Car Boya s’est rapprochée, par ses recherches, des Fulasi, descendants d’immigrés français qui avaient quitté leur pays au cours du XXIème siècle, s’estimant envahis par les migrants. Afin de préserver leur identité européenne, certains s’étaient dirigés vers le pré carré subsaharien où l’on parlait leur langue, où ils étaient encore révérés et où ils pouvaient vivre entre eux. Mais leur descendance ne jouit plus de son pouvoir d’antan : appauvrie et dépassée, elle s’est repliée sur son identité.
Le chef de l’Etat, comme son Ministre de l’intérieur et de la défense, sont partisans d’expulser ces population inassimilables, auxquelles Boya préconise de tendre la main.
La rouge impératrice, ayant ravi le cœur de celui qui fut un des acteurs les plus éminents de la libération, va-t-elle en plus désarmer sa main ?
Pour les « durs » du régime, il faut à tout prix séparer ce couple…

Le livre

Grandes ambitions peuvent rimer avec déception, c’est le cas à la lecture de Rouge impératrice 10E roman de Léonara Miano. Ce roman à l’ambition de la taille d’un continent –l’Afrique- se noie par des circonvolutions amoureuses bien faibles à l’égard du grand dessein envisagé.

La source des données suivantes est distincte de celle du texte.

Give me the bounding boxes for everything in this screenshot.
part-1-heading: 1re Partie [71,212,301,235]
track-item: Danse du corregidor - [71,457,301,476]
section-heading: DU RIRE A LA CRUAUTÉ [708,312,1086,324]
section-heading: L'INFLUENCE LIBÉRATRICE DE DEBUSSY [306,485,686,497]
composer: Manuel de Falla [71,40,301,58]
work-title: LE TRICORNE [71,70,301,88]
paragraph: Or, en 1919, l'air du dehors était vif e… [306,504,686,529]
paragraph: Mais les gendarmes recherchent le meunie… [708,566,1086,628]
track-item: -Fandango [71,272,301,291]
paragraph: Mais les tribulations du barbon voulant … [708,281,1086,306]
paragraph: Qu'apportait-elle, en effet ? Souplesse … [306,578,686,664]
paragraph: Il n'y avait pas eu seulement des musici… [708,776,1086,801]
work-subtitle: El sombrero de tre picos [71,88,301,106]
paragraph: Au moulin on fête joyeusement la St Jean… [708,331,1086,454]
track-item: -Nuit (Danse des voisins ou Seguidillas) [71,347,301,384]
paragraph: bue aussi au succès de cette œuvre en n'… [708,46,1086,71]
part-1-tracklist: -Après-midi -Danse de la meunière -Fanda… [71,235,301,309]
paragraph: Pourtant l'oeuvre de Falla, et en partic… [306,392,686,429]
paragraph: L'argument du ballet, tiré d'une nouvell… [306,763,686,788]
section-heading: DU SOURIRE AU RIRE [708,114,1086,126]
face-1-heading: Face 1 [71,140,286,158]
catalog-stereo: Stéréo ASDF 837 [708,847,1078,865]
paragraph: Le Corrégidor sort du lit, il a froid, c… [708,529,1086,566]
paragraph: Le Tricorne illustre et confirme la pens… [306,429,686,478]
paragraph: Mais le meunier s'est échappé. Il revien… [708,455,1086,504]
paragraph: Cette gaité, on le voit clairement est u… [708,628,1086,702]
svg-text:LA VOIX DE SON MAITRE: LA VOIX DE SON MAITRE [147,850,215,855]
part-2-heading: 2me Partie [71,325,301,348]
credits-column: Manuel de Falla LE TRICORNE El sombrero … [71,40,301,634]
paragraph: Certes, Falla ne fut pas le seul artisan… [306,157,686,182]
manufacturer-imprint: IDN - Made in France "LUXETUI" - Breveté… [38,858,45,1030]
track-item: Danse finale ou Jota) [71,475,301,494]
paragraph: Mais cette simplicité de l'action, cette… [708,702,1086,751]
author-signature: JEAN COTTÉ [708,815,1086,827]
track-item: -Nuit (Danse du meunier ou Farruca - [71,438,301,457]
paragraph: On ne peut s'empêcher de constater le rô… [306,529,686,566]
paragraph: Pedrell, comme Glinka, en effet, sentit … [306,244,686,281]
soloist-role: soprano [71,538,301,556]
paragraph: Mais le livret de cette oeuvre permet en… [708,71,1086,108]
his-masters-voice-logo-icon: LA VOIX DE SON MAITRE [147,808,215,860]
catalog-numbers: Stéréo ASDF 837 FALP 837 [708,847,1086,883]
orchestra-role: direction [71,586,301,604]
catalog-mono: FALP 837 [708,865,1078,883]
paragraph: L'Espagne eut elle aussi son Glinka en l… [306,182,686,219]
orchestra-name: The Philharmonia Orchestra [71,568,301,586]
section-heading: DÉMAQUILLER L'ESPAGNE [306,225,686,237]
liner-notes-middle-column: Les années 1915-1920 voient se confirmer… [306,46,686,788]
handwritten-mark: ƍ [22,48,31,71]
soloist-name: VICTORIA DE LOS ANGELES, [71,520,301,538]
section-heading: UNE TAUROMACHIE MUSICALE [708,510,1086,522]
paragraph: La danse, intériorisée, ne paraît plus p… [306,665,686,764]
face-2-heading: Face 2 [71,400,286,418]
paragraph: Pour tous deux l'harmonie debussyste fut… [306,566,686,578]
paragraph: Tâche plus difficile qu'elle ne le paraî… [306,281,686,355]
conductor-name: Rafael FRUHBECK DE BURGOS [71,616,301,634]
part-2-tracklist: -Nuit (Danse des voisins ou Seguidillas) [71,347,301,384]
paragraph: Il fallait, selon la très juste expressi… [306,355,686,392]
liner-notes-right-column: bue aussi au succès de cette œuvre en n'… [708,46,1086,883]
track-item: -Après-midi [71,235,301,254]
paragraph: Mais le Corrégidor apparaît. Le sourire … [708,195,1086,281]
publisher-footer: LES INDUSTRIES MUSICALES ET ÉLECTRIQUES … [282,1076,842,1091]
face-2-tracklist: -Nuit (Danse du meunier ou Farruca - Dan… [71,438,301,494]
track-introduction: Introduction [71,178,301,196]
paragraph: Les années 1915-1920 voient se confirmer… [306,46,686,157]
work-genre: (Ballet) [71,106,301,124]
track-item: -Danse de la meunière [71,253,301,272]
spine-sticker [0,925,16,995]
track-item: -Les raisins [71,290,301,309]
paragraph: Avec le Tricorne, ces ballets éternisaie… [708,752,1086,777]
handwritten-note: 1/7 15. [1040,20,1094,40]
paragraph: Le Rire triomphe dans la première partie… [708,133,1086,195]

On attend beaucoup d’une auteur au style, aux centres d’intérêt et à l’intelligence indéniable… mais l’on reste sur sa faim à la lecture de ce gros roman qui ne permet ni de mieux appréhender le continent africain, ni de grandir en devenant soi même, par le biais de la littérature,  migrant rejeté de  sa nouvelle communauté.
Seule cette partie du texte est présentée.